We believe that helping each other and helping other teams will benefit the team and the company in the end. Being able to help requires that we make ourselves available and provide the right level of support according to the topic emergency.
Anyone can challenge a decision, a way of working, or anything already installed in the team or at Shipup in general. Whatever their seniority, experience, background, or responsibilities are, speaking up should be a habit and can only be unlocked when members trust each other.
Things should work but things need to be maintained, will have to evolve and support the growth of the product.

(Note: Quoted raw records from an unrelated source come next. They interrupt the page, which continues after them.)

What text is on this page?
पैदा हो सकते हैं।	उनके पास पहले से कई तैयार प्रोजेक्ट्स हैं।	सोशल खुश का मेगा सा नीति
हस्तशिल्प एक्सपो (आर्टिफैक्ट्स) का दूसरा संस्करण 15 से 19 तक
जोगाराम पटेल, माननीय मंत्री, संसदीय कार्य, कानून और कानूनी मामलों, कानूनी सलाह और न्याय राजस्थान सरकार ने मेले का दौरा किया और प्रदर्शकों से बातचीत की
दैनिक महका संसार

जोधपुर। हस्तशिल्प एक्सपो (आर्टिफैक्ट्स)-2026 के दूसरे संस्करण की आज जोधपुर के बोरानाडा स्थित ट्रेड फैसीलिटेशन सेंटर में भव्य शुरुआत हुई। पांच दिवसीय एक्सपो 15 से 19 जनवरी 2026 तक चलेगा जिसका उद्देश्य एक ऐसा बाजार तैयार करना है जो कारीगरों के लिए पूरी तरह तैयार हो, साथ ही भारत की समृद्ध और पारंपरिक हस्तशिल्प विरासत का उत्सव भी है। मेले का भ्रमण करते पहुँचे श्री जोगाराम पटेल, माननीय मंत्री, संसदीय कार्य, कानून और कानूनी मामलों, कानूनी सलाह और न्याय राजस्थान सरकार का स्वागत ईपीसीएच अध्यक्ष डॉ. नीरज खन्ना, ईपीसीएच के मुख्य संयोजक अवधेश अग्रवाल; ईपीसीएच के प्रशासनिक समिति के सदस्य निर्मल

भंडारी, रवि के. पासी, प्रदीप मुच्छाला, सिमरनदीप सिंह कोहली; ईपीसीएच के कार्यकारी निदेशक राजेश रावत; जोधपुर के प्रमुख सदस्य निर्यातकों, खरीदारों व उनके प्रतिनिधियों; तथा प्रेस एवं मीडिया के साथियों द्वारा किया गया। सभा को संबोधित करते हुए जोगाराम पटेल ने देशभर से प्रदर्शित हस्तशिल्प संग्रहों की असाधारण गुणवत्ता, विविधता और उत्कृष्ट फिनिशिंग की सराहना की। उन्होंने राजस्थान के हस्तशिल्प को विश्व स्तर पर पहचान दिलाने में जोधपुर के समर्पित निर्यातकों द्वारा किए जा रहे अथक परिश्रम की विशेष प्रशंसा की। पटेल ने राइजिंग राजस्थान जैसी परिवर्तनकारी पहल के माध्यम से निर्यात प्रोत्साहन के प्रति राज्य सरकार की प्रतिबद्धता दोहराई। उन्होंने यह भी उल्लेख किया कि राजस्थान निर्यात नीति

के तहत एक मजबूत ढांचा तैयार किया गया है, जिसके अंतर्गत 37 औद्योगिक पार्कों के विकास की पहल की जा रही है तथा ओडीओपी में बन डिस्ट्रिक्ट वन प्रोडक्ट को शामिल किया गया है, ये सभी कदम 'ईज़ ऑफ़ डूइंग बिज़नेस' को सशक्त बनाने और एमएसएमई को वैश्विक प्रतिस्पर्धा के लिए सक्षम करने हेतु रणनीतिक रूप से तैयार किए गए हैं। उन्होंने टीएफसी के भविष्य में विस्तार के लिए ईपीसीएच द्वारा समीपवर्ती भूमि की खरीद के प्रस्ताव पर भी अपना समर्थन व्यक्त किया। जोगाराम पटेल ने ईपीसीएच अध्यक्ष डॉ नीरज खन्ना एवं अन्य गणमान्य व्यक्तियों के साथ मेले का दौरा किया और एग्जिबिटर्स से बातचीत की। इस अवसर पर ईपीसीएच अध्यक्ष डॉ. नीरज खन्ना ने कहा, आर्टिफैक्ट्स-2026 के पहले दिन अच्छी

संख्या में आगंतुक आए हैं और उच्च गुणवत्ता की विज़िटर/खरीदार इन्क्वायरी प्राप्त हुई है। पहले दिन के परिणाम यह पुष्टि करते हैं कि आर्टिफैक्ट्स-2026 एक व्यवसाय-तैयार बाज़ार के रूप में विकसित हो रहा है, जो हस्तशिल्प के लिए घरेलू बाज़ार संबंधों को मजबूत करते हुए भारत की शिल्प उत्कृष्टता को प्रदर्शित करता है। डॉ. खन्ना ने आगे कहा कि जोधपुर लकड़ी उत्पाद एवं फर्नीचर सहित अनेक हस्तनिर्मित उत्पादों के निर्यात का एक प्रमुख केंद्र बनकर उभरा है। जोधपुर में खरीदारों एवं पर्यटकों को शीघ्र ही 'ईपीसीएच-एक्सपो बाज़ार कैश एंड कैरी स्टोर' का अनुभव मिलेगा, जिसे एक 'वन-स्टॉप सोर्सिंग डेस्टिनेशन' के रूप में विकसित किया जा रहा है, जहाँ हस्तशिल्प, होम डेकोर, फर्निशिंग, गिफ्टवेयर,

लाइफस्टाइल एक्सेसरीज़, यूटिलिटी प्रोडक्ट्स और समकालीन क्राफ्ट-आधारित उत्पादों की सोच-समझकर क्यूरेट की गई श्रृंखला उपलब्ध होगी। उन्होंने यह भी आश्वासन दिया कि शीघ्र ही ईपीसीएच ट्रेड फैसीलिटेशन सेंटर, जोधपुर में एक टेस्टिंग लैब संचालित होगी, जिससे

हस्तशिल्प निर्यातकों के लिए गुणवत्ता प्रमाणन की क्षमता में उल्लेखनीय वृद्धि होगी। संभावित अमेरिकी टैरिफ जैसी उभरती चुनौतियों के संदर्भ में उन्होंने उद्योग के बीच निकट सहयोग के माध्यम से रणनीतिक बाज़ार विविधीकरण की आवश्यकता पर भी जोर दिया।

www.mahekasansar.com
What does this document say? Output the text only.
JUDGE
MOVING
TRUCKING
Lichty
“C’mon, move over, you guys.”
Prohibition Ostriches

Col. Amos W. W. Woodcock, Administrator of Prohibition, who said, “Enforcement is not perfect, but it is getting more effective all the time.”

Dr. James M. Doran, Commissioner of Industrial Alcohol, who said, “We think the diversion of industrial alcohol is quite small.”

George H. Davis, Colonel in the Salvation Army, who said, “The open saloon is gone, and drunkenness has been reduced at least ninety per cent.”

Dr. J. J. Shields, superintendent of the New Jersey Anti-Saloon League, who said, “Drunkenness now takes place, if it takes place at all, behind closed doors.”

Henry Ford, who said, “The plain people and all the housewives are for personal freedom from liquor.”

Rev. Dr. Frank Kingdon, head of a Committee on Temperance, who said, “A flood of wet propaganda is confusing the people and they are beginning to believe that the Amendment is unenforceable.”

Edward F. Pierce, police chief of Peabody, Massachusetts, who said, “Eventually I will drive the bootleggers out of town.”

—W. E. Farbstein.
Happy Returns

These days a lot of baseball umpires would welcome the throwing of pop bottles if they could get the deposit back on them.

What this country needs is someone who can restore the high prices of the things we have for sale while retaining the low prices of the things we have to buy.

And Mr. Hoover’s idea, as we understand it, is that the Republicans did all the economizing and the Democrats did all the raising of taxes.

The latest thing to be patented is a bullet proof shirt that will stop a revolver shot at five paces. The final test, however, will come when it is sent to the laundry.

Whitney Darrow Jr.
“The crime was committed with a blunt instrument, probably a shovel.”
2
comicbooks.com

It’s about caring for the next devs who will work on top of your work and caring for your future self as well :)
We want to create a robust organization that is not dependent on anyone and where any new member can ramp up very easily and quickly.
Related practices: Not working alone on features, sharing knowledge in emissaries, pair programming, workgroup initiatives, technical representative role, favoring T-shaped roles over specialists, on-call, wiring & success engineer rotations, extensive documentation
Let’s close all the topics we open. The last miles can be the hardest ones but skipping them will lead to different kinds of issues like knowledge being not enough distributed/missing documentation or some cognitive overload (is it finished or not?).
Technology is to serve some needs. Identify needs/problems first, then the right technology. Choosing shiny and trendy technology is the cherry on top of the cake, not the cake itself.
Some examples: Keeping a monolith and using microservices only where we need them.